Who knew that a movie could have such insight? Such predictive powers? I'm watching He's Just Not That Into You and he calls. He calls. Not God, but the one, you know, the guy, the one I've said "He's just not that into you" to myself over. That 'he.' He calls. I answer as the movie continues to play.... No answer on his part. I can hear his pals laughing in the background. Telling. Telling me, yet again, that he's not the one for me. I need to forget about him.
I watch the film and feel the butterflies consume my stomach. I cry. I can't help but think back, wistfully, to that phone call. He never calls and to not answer seems an especially cruel lesson in love.
The movie ends with me having shed tears at seeing love- albeit a fantasy, but the only way I'll be able to partake and I'm okay. I start to tidy up in the kitchen and the phone rings again. It's him. Again, there's nothing on the other end. I text him back, becoming one of 'those' women from the movie. He apologizes after we finally get to the bottom of it... he was inadvertently making phone calls to me because my name, alphabetically, is first in his address book. It cuts. It stings. It's as it should be.

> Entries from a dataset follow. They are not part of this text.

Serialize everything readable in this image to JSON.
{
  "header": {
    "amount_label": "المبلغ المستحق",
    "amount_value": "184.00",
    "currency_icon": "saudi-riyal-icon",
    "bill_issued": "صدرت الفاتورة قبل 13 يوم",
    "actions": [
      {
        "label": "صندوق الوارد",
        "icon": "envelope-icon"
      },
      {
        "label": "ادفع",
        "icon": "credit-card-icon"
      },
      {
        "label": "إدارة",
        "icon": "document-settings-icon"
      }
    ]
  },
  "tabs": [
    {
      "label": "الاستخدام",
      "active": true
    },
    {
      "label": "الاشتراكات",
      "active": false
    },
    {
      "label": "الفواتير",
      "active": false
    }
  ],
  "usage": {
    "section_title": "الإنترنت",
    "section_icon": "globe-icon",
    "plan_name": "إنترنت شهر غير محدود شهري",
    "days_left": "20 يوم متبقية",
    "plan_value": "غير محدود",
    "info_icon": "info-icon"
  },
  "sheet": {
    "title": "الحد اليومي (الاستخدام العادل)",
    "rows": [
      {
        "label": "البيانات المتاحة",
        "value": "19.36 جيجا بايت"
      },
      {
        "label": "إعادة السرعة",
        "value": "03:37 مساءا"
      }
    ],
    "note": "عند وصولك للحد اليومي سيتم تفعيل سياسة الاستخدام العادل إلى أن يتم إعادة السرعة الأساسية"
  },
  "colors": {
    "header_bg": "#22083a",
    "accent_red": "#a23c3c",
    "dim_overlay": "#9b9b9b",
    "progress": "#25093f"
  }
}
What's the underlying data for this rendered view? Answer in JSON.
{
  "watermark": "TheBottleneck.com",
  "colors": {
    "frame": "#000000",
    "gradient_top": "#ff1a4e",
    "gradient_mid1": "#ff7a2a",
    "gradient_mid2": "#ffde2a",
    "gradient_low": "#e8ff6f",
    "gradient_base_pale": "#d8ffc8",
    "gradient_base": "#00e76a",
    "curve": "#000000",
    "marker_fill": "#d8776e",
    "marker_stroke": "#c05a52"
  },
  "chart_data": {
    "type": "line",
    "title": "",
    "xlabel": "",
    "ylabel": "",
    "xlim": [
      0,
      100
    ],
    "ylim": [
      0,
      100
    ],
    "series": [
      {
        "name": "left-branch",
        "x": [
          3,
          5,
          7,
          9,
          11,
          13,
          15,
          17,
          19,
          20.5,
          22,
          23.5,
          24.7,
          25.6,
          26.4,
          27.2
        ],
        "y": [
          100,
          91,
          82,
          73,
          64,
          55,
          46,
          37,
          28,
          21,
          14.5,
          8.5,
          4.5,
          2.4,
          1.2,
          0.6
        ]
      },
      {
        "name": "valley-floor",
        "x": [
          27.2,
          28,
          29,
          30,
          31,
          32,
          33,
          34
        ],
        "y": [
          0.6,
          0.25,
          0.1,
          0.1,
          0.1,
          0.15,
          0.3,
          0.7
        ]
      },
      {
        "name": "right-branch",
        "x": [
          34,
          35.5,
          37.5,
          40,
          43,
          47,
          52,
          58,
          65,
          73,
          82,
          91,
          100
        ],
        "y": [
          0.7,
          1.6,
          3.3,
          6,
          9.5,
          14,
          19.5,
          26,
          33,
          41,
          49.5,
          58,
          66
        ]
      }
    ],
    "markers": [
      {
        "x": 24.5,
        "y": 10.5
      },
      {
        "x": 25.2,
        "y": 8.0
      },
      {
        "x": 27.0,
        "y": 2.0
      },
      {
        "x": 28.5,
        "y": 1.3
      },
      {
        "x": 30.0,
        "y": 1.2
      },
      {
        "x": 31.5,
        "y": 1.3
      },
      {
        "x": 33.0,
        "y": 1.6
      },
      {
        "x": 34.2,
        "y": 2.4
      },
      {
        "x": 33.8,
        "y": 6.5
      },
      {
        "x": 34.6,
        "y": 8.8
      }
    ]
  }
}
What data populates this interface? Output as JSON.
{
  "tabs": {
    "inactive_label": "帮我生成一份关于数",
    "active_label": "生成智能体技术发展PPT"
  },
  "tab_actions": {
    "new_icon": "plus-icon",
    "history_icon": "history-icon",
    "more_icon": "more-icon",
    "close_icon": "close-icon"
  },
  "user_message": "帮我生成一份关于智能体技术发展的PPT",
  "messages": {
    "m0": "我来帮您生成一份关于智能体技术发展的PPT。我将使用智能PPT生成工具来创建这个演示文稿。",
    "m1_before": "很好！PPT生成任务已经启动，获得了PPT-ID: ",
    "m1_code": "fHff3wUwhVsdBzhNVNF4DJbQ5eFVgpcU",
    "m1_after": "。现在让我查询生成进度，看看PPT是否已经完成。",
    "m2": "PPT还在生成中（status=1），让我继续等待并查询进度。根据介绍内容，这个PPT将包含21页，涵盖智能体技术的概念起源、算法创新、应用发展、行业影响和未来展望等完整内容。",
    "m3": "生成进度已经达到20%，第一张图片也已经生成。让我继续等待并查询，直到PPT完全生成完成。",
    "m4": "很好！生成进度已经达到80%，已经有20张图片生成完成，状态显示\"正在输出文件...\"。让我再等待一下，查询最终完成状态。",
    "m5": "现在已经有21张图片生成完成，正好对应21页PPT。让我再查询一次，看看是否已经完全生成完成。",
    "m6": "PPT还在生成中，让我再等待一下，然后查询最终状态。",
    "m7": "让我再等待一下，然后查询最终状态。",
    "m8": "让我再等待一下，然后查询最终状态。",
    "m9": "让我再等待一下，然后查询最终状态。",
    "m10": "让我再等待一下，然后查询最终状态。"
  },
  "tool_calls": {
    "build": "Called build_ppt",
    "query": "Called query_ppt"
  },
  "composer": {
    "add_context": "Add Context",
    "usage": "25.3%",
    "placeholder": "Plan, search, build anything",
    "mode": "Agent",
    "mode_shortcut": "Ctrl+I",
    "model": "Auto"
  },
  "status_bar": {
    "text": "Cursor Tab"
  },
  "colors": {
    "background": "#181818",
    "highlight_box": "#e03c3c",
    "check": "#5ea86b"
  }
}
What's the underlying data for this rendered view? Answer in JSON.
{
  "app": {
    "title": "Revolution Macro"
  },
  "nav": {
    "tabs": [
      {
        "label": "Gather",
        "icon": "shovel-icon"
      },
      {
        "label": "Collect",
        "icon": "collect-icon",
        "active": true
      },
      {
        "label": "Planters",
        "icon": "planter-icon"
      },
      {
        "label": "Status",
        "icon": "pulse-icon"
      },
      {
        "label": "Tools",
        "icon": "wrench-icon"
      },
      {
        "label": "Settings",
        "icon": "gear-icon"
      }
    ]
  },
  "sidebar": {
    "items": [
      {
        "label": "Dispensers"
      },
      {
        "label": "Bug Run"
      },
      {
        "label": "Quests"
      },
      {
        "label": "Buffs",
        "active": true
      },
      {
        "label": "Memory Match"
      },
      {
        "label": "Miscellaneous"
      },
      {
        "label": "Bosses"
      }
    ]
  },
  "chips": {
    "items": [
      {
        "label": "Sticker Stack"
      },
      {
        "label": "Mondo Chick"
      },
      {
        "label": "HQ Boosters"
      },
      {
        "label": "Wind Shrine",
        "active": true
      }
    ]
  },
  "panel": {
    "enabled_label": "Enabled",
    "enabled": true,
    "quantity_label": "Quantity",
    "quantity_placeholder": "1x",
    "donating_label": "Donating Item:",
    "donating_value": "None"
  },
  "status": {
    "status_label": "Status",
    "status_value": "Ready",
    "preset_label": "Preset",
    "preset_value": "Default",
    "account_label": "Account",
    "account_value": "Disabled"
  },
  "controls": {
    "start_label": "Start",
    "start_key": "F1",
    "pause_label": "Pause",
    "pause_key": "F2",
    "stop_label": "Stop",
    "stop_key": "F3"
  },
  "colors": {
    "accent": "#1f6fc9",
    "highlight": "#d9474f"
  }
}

I go back to tidying. Before doing so, I put his number on my reject list. I need to be done with this foolishness once and for all, and at the very least tonight. By the time I get back to the phone he's called 3 times and texted me to "pick up." I text back, but it is already too late. His momentary lapse of reason that allowed him connect with me is over and he really doesn't need me or to communicate with me.
When I was lamenting the sting that he brings to me, like the Acacia tree, fully of thorns, a friend send me a photo of the real Him. Again, not God, but the one I will be with.
It is so sad the way we spend our lives making do and imagining what life will be with the one who decided he had no better place to be at the time. "Don't choose me because I am faithful/ Don't choose me because I am kind/ If your heart settles on me, I'm for the taking/ Take me for longing or leave me behind," sings Alison Krauss.
It's over. I'm breaking up with you. You won't ever know it, because to know it would mean you care to know. And we both know that's not the case.